Superfish, a company that markets a visual search product, made the news last week when Lenovo was found to have pre-loaded the program on its consumer-grade PCs during a four-month span late last year. Lenovo has acknowledged that Superfish poses a security threat to customers, and has released a tool to eradicate the software.
Microsoft, McAfee -- both Lenovo partners -- and Symantec have also issued anti-malware updates that scrub Superfish from PCs.
But the problem extends beyond Superfish, security experts have discovered. Other programs also rely on the same code library -- one created by Israeli company Komodia -- to circumvent Web encryption with a proxy.
Because of the way Komodia's proxy works, the security implications are much more dire than initially thought, when researchers focused only on the weak password used by Superfish's self-signed certificate. The proxy does not properly validate certificates, letting attackers create totally bogus certificates of their own to mimic legitimate ones used by websites, including those of banks' online access.
By hijacking a Web session -- the most common way would be using a "man-in-the-middle" (MITM) attack over a public, insecure Wi-Fi network -- hackers could redirect traffic to their own fake websites ... and the victim's browser would put up neither a warning nor a fuss.
"This means that whoever has Komodia software running on their system will accept ANY certificate that has the domain name in the [Alternate Names field of the certificate]," said Filippo Valsorda of security firm CloudFlare in a Feb. 20 post to his personal blog. "No need to extract root keys from each software, this allows MITM [attacks] against all Komodia-using software at the same time. It's catastrophic."

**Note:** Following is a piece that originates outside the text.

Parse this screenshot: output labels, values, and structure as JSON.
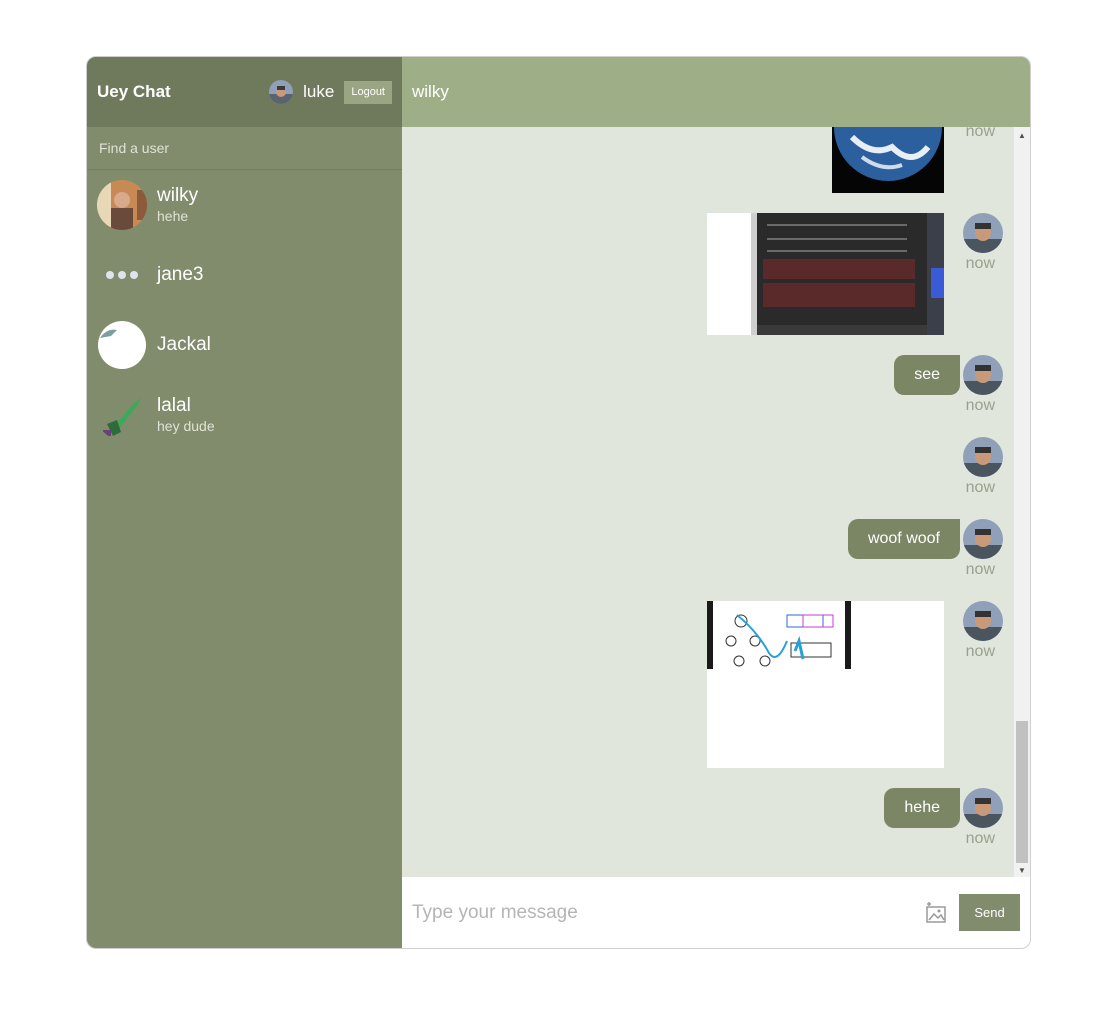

EFF found evidence of just such attacks, reported Joseph Bonneau, a technical fellow with the organization, and Jeremy Gillula, a staff technologist. Bonneau is also a post-doctoral researcher with Stanford University's Applied Cryptography Group.
Ars Technica reported on the EFF's findings late Wednesday.
The digital rights advocacy group mined the data in its Decentralized SSL Observatory -- which was launched in 2011 as an early-warning system for unauthorized or compromised encryption certificates -- and found 1,600 entries representing certificates that Komodia should have rejected but did not.
Some of those certificates were for major Web destinations, including Amazon, eBay, Google, Microsoft's Outlook.com email service, Twitter and Yahoo. Bonneau and Gillula also found certificates of several banking sites, among them HSBC and Wells Fargo, and for Mint.com, Intuit's mobile personal finance program.
Bonneau and Gillula were careful in their conclusions, but decided that at least some of the 1,600 certificates they found were the result of in-the-wild attacks.
"While it's likely that some of these domains had legitimately invalid certificates, due to configuration errors or other routine issues, it seems unlikely that all of them did," the pair wrote. "Thus it's possible that Komodia's software enabled real MITM attacks which gave attackers access to people's email, search histories, social media accounts, e-commerce accounts, bank accounts, and even the ability to install malicious software that could permanently compromise a user's browser or read their encryption keys."
Bonneau and Gillula also tallied thousands of certificates linked to PrivDog, adware with ties to certificate-issuing security vendor Comodo. Like the Komodia proxy used in Superfish and other software, PrivDog blithely accepts rogue certificates that would normally trigger browser warnings.
"The Decentralized SSL Observatory has collected over 17,000 different certificates from PrivDog users, any one of which could be from an attack. Unfortunately, there's no way to know for sure," said Bonneau and Gillula.
Previously, security experts had called on Lenovo and other PC makers to halt the practice of factory-installing third-party programs -- called everything from "bloatware" to "crapware" -- because of potential security and privacy holes.
Bonneau and Gillula went a step further, urging computer buyers to reformat the machine's storage space and reinstall an OS from scratch. They also demanded that software developers stop intercepting encrypted HTTPS traffic, even for purportedly legitimate reasons.
"Taking certificate validation outside of the browser and attempting to design any piece of cryptographic software from scratch without painstaking security audits is a recipe for disaster," they argued.